LE DEBUT DE LA SAGESSE. Le Médiateur de la République, Mme MBam Diarra a entamé son propos en remerciant le président de la République de l’avoir choisie pour cette fonction prestigieuse. Certes, note-t-elle, 2009 a connu plusieurs crises. Mais dans l’ensemble, notre pays a su prendre les bonnes décisions. Toutefois, des menaces existent et nous devons être vigilants.

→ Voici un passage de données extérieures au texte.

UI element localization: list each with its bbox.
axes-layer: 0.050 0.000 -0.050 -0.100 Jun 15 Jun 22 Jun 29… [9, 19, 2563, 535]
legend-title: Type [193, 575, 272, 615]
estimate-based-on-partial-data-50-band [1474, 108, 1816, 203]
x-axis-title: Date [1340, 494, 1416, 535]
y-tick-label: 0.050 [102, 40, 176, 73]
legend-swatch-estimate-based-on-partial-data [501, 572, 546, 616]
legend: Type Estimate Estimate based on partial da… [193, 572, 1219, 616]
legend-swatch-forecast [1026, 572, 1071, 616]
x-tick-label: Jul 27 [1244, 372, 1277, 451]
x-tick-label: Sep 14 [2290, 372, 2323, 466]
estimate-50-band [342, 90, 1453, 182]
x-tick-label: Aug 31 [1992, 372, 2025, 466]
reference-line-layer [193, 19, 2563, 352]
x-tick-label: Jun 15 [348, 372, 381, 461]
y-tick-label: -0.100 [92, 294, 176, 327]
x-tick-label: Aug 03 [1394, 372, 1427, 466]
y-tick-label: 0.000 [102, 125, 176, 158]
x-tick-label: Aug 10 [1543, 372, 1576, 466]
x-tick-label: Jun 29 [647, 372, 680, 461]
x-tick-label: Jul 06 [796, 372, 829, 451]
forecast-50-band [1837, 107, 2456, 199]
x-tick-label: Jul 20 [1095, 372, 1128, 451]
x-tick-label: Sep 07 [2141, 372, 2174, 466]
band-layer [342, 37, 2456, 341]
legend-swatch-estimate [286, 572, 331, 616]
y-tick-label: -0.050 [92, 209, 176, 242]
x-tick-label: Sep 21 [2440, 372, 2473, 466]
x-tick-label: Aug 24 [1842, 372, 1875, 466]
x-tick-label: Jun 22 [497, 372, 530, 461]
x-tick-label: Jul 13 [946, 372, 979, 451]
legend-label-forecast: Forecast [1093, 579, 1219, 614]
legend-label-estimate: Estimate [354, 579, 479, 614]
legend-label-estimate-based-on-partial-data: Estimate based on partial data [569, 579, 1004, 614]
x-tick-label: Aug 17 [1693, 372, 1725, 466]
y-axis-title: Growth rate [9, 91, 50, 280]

Dans les remous qui ont agité l’adoption du Code des personnes et de la famille, le Médiateur a perçu un manque d’information. Mme MBam Diarra estime à ce propos que le président Touré a pris la bonne décision en renvoyant le texte en seconde lecture.
Elle a salué l’accalmie retrouvée à l’école et la volonté de faire de notre pays une puissance agricole. Elle a enfin sollicité l’appui du gouvernement pour que l’institution qu’elle dirige puisse s’installer à l’intérieur du pays.

Le président de la République a réitéré sa conviction que Mme MBam Diarra constituait bel et bien le bon choix pour être Médiateur de la République. Il a approuvé ses vues sur le code et l’école et jugé qu’une éventuelle implication des Médiateurs de l’espace UEMOA dans la résolution des crises et la libre circulation des personnes et des biens, était une bonne idée à encourager.

Le Vérificateur général bouclait la liste des chefs d’institution et autorités administratives indépendantes qui devaient présenter leurs vœux au chef de l’Etat. Sidi Sosso Diarra a remercié le président de la République pour la sollicitude et l’écoute dont il a fait montre tout au long de l’année 2009. Une année qui fut difficile pour beaucoup de monde. Si les mesures prises nous ont aidés jusque là, nous devons rester vigilants, a-t-il estimé.

Jugement du Vérificateur général : le sens de l’Etat, l’humilité et le respect de la chose publique sont des valeurs de plus en plus partagées dans les services publics. Cette évolution devrait s’accentuer l’année prochaine avec l’installation des services du BVG à Kayes et Mopti. Sidi Sosso Diarra a annoncé la visite en 2010 du Vérificateur général du Canada dans notre pays.

Mme la Vérificateur du Canada sera l’hôte de tout le Mali, a assuré Amadou Toumani Touré avant de remercier Sidi Sosso Diarra pour avoir noté tous les efforts du gouvernement dans le sens d’une meilleure gestion des ressources publiques. Amadou Toumani Touré a confirmé l’ampleur des difficultés. Le BVG ainsi que toutes les structures de contrôle ont beaucoup fait. Mais le mal était profond.

Ainsi le taux de recouvrement de ce qui est dû à l’Etat, dépasse, grâce à leurs efforts, les 50 milliards Fcfa. Sans oublier la peur du gendarme qui est le début de la sagesse. Pour tous ces résultats, le président Touré est persuadé que son initiative de créer le BVG a été et reste positive.